How Does A Manager Manage?

November 15, 2018

The easy part of management is the title. The difficult part of management is the actual activity of managing. Small business and SME owners automatically become managers whether they want to or not. Others become managers through promotion.

No Managerial Experience

Frequently when an owner starts a business, he or she is the only person working in the business. As the business begins to grow and employees are hired, the owner’s management experience may be very limited and from a different environment. Until employees were hired, the need to manage does not exist. Although the owner might have expertise in the technical aspects of the business, this does not mean that managerial experience has been gained. Now comes the task of on-the-job learning.

Likewise, employees who get promoted into managerial positions may have little or no experience other than what their primary job functions were. Perhaps, they got promoted because of seniority, a manager left creating an open position, or the business grew to the point that the owner could no longer effectively manage all employees. Regardless of the reason, here comes on-the-job learning again.

Approaches to Managing

There are two distinct approaches to managing: hands-on and hands-off.

(1) Hands-on management can be thought of as micro managing. Managers with this approach get involved in everything that occurs within their area of responsibility. They want to know about every detail and want to be involved in every decision. They look over everyone’s shoulder. All of the authority rests with this one person. Managers with this approach decide on working conditions, approve vacations, decide what responsibilities each employee has, and generally set the tone of every workday. They might even decide about social events and expect everyone to attend.

This autocratic approach can certainly produce positive results for a business. Goals are met, and employees either get “on board” or get out when they no longer can handle the situation. Sometimes, of course, it is not the employee’s choice to stay or leave. The manager makes that decision for them.

One obvious concern with this type of management is the lack of overall experience that other employees gain. No one except the manager participates in any of the decision-making processes. If and when the manager leaves or is not present, a vacuum is formed. Decision-making comes to halt and no one is available, if necessary, to fill the void. No one is groomed to step in for the absent manager.

(2) Hands-off management is at the other end of the spectrum. Employees are given a wide-range of latitude in performing their individual jobs. They know what is expected of them and are judged on their performance. What matters is if they got the job done rather than how they did the job. They have objectives to meet, and the manager gets involved only when those objectives are not met, problems occur, or major decisions have to be made. 

Employees working in this environment have a sufficient amount of independence. They come to work, do their jobs, and get rewarded if they perform in a satisfactory manner and meet pre-established objectives.

Mentoring

Every manager has his or her own way of managing that can range from one end of the spectrum to the other or somewhere in the middle. Regardless of the management philosophy that one adheres to, mentoring is an important aspect of a business’ future and growth. 

Inexperienced employees must be mentored, so they can grow professionally within the business and be ready to accept higher levels of responsibility when called upon. Employees come and go at any business and small businesses and SMEs are no exception. Therefore, owners need to be prepared when key managers leave. They must nurture and encourage employees to learn regardless of position.

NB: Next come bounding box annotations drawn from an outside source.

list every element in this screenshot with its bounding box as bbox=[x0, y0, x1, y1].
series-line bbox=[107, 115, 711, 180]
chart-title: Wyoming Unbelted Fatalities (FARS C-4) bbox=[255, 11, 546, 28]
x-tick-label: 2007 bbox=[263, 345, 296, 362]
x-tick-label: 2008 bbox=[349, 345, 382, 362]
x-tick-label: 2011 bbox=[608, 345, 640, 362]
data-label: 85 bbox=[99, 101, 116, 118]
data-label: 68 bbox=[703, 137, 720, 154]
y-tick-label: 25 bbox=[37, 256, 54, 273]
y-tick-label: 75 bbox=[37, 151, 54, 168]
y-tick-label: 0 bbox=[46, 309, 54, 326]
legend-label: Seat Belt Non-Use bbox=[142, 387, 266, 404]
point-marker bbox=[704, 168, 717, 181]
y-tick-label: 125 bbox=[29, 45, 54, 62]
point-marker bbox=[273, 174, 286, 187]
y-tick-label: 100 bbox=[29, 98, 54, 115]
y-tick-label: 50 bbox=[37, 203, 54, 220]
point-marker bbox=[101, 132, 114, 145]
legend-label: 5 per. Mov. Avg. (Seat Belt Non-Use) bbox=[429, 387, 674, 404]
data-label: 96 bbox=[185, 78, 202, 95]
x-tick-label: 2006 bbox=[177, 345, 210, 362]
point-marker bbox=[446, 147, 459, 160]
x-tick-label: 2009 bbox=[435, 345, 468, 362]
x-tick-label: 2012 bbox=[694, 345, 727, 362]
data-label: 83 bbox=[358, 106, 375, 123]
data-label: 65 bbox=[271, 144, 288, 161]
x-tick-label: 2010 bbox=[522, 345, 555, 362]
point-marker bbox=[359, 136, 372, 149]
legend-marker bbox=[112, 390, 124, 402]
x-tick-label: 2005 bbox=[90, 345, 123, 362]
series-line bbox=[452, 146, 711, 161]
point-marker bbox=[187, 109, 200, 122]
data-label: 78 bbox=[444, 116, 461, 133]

It is through mentoring and the back and forth dialogue that solidifies a particular style that a new manager will implement as his or her own style. While many small businesses and SMEs lack a depth of management talent, mentoring is a way to build that talent from within. 

Which Approach Is The Right Approach?

There is no right way or wrong way to manage. Each approach will have advantages and disadvantages. It is up to each manager to manage in a way that best fits his or her personality and company philosophy. What is of utmost importance is that small businesses and SMEs prepare talented employees to one day be prepared to become managers and accept higher levels of responsibility.